Financial markets have backed Europe's latest broad plan to address its debt crisis by making changes to its rule book and imposing greater control and penalties on the public finances of its nations.
While all 17 eurozone countries agreed to the deal and nine others say they'll sign up, Britain objected and used its veto to prevent it from applying to all 27 European Union countries.
But it stands alone and instead of changes to existing European Union treaties, an accord will be adopted by the remaining 26 nations backed by inter-governmental bodies.
European Commission president Jose Manuel Barroso says countries should carry out these measures with all due speed and thoroughness.
He says proper implemenation is crucial to get Europe back on the growth path and member states need to do more to introduce country specific recommendations.

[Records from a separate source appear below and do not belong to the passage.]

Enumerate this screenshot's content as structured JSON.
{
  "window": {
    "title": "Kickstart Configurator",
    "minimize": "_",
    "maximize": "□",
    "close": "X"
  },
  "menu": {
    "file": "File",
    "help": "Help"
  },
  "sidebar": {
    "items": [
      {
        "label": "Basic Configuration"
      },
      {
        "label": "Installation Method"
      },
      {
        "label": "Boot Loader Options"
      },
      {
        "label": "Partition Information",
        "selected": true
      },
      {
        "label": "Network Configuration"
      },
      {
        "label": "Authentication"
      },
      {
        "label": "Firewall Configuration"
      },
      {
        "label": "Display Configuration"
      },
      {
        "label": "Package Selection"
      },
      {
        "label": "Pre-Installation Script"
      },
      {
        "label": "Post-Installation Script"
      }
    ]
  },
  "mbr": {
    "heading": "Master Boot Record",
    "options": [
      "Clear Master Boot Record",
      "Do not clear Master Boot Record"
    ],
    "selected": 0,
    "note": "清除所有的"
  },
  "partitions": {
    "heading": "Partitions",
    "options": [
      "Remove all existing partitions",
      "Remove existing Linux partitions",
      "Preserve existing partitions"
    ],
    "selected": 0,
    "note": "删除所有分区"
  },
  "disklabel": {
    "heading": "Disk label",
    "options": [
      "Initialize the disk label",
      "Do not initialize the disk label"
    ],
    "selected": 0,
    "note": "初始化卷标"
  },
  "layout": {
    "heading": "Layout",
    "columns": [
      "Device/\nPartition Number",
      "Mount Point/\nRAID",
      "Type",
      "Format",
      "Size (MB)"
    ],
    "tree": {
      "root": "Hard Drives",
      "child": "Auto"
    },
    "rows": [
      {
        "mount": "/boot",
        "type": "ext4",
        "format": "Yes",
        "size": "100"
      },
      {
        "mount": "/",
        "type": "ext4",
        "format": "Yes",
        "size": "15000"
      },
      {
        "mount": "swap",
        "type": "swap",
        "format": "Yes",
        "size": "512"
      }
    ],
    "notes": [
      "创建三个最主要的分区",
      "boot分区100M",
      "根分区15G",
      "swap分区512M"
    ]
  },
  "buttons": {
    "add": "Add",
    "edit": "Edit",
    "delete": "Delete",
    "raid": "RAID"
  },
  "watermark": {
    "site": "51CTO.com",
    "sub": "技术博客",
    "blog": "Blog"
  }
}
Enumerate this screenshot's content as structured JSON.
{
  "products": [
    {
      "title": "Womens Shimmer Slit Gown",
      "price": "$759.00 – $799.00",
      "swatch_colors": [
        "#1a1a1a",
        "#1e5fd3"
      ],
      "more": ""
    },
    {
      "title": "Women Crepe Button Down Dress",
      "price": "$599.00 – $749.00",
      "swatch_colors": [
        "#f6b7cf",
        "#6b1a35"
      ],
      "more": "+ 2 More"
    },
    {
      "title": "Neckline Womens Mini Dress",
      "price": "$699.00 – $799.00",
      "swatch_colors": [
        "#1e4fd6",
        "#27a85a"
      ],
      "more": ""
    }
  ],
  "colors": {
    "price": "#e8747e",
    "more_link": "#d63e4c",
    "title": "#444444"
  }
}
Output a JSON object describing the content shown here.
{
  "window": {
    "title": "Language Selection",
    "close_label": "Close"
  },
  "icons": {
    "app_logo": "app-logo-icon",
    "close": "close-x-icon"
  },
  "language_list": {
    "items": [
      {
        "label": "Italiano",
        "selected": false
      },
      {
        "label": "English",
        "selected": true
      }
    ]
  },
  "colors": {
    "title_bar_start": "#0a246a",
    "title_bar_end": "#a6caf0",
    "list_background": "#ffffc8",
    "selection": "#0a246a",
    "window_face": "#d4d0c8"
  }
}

In terms of the region's current problems, European leaders agreed to bring forward the start-up of the region's bailout fund - the European Stability Mechanism - to July next year and cap it at €500 billion.
European central banks also agreed to lend €200 billion to the International Monetary Fund for use in Europe in the hope other countries will contribute.
ING chief economist Mark Cliff says the deal calmed financial markets, with stock markets rising and yields on government bonds falling in France, Spain and Italy.
"The markets have certainly been looking for more discipline because clearly that has been part of the problem, but it's only part of the problem," he says.
Mr Cliff says the other issue is where growth will come from because European countries will not be able to repay their debts unless they can get their economies growing again.
He says funding will become an issue early next year, especially as the European Central Bank is reluctant to increase the purchase of government bonds.